2:10 Machine Learning for the Rapid Classification of Flow Imaging to Characterize Cell Therapies

Amber Fradkin, PhD, Director, Particle Characterization Core Facility, KBI Biopharma

We used a very common analytical method to characterize subvisible particles in biologics (Micro-Flow Imaging) and applied the technique to cell therapy products. We have developed customized machine learning algorithms specific to cell therapy MFI data for rapid classification of images to establish particle profiles. The method has overwhelming potential to monitor cell particle size distributions, cell debris, cell agglomerates, as well as extrinsic material from batch to batch.

2:40 Deep Analysis to Support Early Stage Product and Process Characterization and Improved Release Assays

Alden Ladd, Scientist, Cellular Process Development, bluebird bio

Typical release assays for CAR T products have been shown to not be predictive of clinical outcomes.
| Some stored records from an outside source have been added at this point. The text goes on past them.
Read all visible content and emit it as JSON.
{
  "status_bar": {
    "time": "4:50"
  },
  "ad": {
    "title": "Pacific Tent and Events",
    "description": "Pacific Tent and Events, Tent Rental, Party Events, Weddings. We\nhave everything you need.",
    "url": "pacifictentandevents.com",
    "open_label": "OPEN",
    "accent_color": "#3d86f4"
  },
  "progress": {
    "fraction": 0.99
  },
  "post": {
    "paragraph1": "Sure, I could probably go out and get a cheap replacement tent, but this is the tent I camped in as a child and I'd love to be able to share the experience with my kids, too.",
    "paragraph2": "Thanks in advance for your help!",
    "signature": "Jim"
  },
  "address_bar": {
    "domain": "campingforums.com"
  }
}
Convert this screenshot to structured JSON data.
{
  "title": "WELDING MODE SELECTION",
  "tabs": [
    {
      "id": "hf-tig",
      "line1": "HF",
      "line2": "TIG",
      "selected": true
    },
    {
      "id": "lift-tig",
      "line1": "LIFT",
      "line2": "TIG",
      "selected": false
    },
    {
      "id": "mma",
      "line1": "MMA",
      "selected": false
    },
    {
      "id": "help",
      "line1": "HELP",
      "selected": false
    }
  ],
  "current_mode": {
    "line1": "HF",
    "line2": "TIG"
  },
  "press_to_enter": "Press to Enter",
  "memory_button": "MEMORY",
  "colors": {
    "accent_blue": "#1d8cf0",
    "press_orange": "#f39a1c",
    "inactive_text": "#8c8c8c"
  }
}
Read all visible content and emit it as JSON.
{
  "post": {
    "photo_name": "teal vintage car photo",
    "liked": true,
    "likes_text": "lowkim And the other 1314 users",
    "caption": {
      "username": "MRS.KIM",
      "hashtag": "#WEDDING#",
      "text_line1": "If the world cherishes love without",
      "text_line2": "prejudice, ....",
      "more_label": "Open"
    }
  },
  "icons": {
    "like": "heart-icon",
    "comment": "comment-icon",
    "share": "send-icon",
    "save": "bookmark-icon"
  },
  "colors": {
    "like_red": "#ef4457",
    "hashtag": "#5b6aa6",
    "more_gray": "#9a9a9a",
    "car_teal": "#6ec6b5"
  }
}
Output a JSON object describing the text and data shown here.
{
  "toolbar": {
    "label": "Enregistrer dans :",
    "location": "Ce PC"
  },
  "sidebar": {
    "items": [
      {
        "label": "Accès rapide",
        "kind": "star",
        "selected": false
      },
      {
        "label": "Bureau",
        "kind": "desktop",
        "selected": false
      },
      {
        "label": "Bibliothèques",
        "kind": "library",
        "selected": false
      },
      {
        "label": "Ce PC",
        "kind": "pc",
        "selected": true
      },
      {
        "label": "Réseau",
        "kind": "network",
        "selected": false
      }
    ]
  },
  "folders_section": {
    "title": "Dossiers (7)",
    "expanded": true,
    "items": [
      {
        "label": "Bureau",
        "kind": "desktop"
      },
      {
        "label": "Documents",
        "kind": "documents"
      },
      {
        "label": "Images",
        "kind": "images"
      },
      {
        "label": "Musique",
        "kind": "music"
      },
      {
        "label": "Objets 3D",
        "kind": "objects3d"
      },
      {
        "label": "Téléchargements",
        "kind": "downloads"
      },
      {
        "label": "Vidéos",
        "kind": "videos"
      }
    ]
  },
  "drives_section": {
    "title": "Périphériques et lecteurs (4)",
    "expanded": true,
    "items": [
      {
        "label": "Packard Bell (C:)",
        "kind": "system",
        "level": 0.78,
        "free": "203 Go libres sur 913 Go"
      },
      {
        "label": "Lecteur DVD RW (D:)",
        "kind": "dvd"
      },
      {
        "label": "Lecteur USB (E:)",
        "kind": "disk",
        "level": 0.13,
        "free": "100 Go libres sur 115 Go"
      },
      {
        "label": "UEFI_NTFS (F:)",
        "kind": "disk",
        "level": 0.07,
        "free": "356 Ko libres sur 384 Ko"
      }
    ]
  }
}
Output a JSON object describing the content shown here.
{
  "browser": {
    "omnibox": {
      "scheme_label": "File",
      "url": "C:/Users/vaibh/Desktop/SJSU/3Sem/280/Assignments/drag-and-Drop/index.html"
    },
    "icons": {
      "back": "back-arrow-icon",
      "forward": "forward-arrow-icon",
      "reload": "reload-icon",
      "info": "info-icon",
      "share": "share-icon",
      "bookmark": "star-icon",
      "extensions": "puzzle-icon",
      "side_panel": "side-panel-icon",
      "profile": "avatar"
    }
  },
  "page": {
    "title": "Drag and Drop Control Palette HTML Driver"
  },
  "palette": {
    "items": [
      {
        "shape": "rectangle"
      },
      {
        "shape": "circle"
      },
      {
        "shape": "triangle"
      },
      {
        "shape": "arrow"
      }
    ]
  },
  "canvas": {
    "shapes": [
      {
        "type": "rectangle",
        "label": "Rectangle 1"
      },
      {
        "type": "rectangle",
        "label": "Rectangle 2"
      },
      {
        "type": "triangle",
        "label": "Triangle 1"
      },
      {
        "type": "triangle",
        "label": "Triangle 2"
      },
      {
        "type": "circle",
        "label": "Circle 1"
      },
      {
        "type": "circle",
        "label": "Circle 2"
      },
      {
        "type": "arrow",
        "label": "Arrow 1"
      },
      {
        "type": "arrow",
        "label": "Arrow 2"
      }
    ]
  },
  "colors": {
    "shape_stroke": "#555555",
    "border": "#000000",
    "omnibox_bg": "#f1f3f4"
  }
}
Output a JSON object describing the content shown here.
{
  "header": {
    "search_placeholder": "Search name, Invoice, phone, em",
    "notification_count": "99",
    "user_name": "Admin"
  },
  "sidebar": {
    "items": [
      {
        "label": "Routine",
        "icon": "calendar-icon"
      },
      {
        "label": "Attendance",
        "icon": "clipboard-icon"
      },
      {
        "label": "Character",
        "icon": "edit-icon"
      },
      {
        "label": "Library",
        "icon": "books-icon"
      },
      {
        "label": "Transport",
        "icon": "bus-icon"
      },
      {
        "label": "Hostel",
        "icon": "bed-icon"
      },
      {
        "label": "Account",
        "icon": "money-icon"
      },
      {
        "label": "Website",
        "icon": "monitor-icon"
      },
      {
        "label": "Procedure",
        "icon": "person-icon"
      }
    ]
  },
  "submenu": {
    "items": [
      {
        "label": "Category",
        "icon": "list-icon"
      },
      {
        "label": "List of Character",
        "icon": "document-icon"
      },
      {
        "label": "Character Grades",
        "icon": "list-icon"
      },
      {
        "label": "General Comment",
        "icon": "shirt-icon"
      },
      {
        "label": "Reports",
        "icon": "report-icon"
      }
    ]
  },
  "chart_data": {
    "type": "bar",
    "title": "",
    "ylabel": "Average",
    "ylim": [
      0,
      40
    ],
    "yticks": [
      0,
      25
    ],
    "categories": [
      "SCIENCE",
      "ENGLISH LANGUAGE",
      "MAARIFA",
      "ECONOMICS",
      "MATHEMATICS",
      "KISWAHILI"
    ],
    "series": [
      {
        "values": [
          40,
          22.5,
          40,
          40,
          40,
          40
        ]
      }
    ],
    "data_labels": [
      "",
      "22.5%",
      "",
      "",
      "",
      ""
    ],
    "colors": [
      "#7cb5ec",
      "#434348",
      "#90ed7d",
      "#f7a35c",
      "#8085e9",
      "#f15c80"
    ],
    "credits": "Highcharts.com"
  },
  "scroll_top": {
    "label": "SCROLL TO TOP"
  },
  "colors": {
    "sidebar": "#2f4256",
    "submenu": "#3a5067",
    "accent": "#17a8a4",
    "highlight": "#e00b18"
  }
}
Characterization activities should integrate single-cell analytics and sensitive functional assays to define surrogate biomarkers of potency that can be used in release assays, process understanding, process improvement, and patient selection. As product complexity increases, new surrogate potency assays will need to be developed to address the multifaceted modes of action of these complex products.

3:10 Development and Qualification of a Cell Counting Assay for Dose Determination

Michele Perry, Lead Microbiology Associate, Analytical Development, Synlogic

Live bacterial products (LBP) are novel therapeutics with the potential to treat unmet needs in rare genetic diseases, such as phenylketonuria. Viability is a critical aspect of LBPs and traditionally determined through colony-forming unit methods. Another approach to determining viability is automated cell counting. When the methods were compared, the cell counting results were more indicative of in vivo activity of the LBPs and is now used to determine dose.